Japan firm to hire 10,000 workers
Arafat Ara | Sunday, 12 April 2015
Tsukamoto, a Japanese company, will recruit Bangladeshi workers for its construction, care-giving and nursing concerns, a senior official said.
He said authorities of the two countries will sign a Memorandum of Understanding (MoU) sometime in May.
A delegation from Tsukamoto visited Bangladesh to discuss recruitment process, said secretary of the ministry of expatriates' welfare and overseas employment (EWOE) Khandakar Iftekhar Haidar.
He said the company will send proposal on workers' demand, salary structure and other details to the Bangladesh embassy shortly.
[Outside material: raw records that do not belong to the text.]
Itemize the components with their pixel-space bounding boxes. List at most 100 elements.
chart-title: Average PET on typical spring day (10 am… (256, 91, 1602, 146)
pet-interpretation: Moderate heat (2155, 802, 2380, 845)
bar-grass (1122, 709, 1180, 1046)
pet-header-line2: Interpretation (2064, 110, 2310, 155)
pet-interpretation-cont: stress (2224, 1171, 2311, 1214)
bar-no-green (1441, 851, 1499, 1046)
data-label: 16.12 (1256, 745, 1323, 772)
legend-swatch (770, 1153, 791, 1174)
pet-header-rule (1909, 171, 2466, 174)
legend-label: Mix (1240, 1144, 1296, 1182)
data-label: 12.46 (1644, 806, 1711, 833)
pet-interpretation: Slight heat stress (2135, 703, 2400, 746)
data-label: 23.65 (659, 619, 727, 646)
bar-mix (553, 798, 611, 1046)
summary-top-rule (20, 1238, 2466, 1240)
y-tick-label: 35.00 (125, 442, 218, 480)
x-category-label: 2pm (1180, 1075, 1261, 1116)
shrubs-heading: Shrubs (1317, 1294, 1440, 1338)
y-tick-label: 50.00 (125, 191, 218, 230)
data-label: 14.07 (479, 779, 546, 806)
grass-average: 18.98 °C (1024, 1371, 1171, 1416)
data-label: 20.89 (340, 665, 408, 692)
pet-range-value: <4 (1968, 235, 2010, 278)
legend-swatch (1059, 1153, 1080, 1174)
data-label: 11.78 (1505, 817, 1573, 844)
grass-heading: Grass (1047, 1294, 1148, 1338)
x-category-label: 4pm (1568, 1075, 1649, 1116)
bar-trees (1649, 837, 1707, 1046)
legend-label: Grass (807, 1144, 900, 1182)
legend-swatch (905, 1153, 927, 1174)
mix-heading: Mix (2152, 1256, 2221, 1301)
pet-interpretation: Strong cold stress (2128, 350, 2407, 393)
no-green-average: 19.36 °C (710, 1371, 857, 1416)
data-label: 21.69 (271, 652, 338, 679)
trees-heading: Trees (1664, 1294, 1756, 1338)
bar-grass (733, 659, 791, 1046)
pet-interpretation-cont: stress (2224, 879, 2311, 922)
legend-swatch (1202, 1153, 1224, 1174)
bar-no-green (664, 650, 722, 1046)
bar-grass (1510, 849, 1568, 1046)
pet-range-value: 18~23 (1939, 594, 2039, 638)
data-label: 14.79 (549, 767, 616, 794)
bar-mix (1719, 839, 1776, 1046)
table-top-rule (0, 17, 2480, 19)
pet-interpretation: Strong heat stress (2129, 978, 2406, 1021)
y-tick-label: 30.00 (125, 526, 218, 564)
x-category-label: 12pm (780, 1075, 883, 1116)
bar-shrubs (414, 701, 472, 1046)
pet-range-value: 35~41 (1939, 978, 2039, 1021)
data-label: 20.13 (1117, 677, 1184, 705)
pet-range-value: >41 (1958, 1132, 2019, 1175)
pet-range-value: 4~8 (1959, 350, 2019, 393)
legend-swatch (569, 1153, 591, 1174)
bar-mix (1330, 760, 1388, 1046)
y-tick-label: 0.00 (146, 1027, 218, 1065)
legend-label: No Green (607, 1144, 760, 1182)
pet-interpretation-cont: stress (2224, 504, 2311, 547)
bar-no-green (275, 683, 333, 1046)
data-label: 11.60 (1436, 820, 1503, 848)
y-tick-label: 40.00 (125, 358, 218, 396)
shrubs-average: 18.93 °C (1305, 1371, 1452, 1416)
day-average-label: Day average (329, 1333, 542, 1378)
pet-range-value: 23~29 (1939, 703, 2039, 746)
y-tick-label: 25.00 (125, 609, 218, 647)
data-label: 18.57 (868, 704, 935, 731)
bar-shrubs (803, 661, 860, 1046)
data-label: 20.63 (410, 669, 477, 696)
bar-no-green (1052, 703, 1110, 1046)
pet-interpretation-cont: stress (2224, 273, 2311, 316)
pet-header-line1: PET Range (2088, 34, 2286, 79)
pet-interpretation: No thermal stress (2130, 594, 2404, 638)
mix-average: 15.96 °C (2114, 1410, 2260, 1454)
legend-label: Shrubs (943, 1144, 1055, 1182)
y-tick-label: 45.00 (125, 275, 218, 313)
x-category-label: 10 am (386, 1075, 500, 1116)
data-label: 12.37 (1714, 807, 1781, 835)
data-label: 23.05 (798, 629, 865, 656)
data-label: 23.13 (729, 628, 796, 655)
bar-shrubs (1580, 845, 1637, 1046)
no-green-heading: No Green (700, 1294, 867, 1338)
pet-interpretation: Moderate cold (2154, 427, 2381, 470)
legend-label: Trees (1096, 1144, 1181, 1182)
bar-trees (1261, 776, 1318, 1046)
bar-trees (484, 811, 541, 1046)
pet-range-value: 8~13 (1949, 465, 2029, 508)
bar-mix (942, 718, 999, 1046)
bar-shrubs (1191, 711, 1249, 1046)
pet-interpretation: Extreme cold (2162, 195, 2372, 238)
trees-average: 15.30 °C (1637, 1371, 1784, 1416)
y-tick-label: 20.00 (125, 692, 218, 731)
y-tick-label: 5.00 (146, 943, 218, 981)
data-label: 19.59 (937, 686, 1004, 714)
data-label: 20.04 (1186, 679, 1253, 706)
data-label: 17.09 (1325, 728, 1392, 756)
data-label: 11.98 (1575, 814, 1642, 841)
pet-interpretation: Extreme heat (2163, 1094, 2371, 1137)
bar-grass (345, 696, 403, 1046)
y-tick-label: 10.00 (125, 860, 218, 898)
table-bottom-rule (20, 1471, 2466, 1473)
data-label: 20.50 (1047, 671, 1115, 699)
The employer will recruit nearly 10,000 Bangladeshi workers for its different sectors like construction, care-giving and nursing, he added.
"We got the assurance from the company that it will employ Bangladeshis in its priority categories," the secretary said.
Mr Haidar also said Bangladesh has a database of skilled workers. The workers will be selected from the database. And the employers will also arrange training for the selected candidates on Japanese language and other necessary matters.
Under the training programme, Japan will send a master trainer. The master trainer will train Bangladeshi teachers and they will train the workers.
"The number of demand for Bangladeshi workers from Japan will gradually increase as it needs thousands of foreign workers," the EWOE secretary added.
Japan needs about 75,000 foreign workers within the next five years, after the gradual rise in the number of elderly people, rehabilitation programme for tsunami-affected areas and hosting Olympics and Paralympics in 2020.
The world's third-largest economy used to recruit workers from mostly China, but China is now discouraging manpower export due to increase in local demand for the same. Chinese workers also claim higher wages.
Japan is looking for alternative markets for manpower hiring. It is very much willing to recruit workers from Bangladesh.
Bangladesh is working to diversify its overseas employment markets from the Middle-East and Southeast Asia, where job opportunities are shrinking and wages are low.
The government is trying to tap a significant share of the employment opportunity in Japan, officials said.
The ministry has taken up a work-plan, which includes amending the existing guideline of sending technical interns to Japan.